I was surprised at the size of the code....

Created a function to check the intersection of two profiles.

def isIntersect(
    pro1 :adsk.fusion.Profile,
    pro2 :adsk.fusion.Profile) -> bool:

    def isIntersectWithSurf2Edges(
        surf :adsk.fusion.BRepFace,
        edges :adsk.fusion.BRepEdges):

        eva :adsk.core.SurfaceEvaluator = surf.evaluator
        geo :adsk.core.Plane = surf.geometry
        for edge in edges:
            inters :adks.fusion.objectCollection = geo.intersectWithCurve(edge.geometry)
            if inters.count < 1:
                continue
            interLst = [i for i in inters]
            res, prms = eva.getParametersAtPoints(interLst)
            if not res:
                continue
            for prm in prms:
                if eva.isParameterOnFace(prm):
                    return True
        return False

    app  :adsk.core.Application = adsk.core.Application.get()
    des  :adsk.fusion.Design = app.activeProduct
    root :adsk.fusion.Component = des.rootComponent

    # patch
    newBody = adsk.fusion.FeatureOperations.NewBodyFeatureOperation
    patches = root.features.patchFeatures
    patchInput = patches.createInput(pro1, newBody)
    patch1 = patches.add(patchInput)
    patchInput = patches.createInput(pro2, newBody)
    patch2 = patches.add(patchInput)

    surf1 :adsk.fusion.BRepFace = patch1.bodies.item(0).faces.item(0)
    surf2 :adsk.fusion.BRepFace = patch2.bodies.item(0).faces.item(0)

    # is Intersect?
    overlapRes :bool = isIntersectWithSurf2Edges(surf1, surf2.edges)
    if not overlapRes:
        overlapRes = isIntersectWithSurf2Edges(surf2, surf1.edges)
    
    # remove patch
    patch1.deleteMe()
    patch2.deleteMe()

    return overlapRes

And added to the "createLoftFromTwoProfiles" function.

・・・
    def createLoftFromTwoProfiles(rootComp, profile0, profile1, nonRationalCurve):
        # check two profile Intersect
        if isIntersect(profile0, profile1):
            return

        # Create loft feature input
        loftFeats = rootComp.features.loftFeatures
        loftInput = loftFeats.createInput(adsk.fusion.FeatureOperations.NewBodyFeatureOperation)
        loftSectionsObj = loftInput.loftSections
・・・

If the intersection occurs between the two profiles, we stop creating the loft.
please make sure.

The file is attached because the code is long.

Thank you!

But before I have a closer look at your solution for detecting intersecting profiles I've added another set of curves/profiles (same script) in attached zip. This will fail with the message "...RuntimeError: 5: The loft would intersect itself..." while the profiles are NOT intersecting at all!

...
            # this condition fails because the created loft will intersect itself (not the profiles!):
            if i > 0 and i < 6:
                constructionPlanePositions[i]['profileRight'] = createProfilesAlongPathShort(
                    rootComp,
                    rootComp.constructionPlanes.itemByName(constructionPlanePositions[i]['planeName']),
                    constructionPlanePositions[i],
                    'shortRight',
                    'scaleXRight',
                    'scaleYRight'
                )

        createLoftFromProfiles(rootComp, constructionPlanePositions, 'profileRight', nonRationalCurves, False)
...

I found one fix that I will investigate more and that is setting the "setDirectionEndCondition" for the second profile of each loft. See the red marked code below (adopted from this post: https://forums.autodesk.com/t5/fusion-360-api-and-scripts/loft-profile-setdirectionendcondition/m-p/...)
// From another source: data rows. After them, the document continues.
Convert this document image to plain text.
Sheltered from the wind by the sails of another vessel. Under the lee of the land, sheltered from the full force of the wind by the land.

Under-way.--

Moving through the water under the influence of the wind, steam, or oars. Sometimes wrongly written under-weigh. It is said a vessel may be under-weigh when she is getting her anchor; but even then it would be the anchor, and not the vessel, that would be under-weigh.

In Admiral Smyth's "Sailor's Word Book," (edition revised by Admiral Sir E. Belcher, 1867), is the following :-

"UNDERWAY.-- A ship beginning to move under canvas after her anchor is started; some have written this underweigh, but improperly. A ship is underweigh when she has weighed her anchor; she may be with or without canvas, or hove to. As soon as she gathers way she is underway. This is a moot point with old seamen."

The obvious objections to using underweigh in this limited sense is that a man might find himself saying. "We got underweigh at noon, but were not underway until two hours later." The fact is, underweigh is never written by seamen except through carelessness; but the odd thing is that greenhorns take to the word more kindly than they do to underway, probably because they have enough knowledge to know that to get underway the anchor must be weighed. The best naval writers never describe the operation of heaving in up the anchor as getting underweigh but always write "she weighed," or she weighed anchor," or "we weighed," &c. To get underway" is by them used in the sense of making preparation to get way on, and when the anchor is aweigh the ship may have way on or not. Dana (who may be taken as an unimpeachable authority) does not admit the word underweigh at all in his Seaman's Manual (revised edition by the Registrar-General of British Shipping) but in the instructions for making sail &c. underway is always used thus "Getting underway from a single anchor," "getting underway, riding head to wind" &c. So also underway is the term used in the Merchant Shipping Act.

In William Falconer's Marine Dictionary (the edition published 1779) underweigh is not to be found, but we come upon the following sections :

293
    def createLoftFromTwoProfiles(rootComp, profile0, profile1, nonRationalCurve):
        # Create loft feature input
        loftFeats = rootComp.features.loftFeatures
        loftInput = loftFeats.createInput(adsk.fusion.FeatureOperations.NewBodyFeatureOperation)
        loftSectionsObj = loftInput.loftSections
        section0 = loftSectionsObj.add(profile0)
        section1 = loftSectionsObj.add(profile1)
        section1.setDirectionEndCondition(adsk.core.ValueInput.createByString('0.0 deg'), adsk.core.ValueInput.createByReal(1.0))
        loftInput.isSolid = True

The business is busy and I can not see much.

The isIntersect function I created only checks that the profiles intersect, so this one doesn't stop the error.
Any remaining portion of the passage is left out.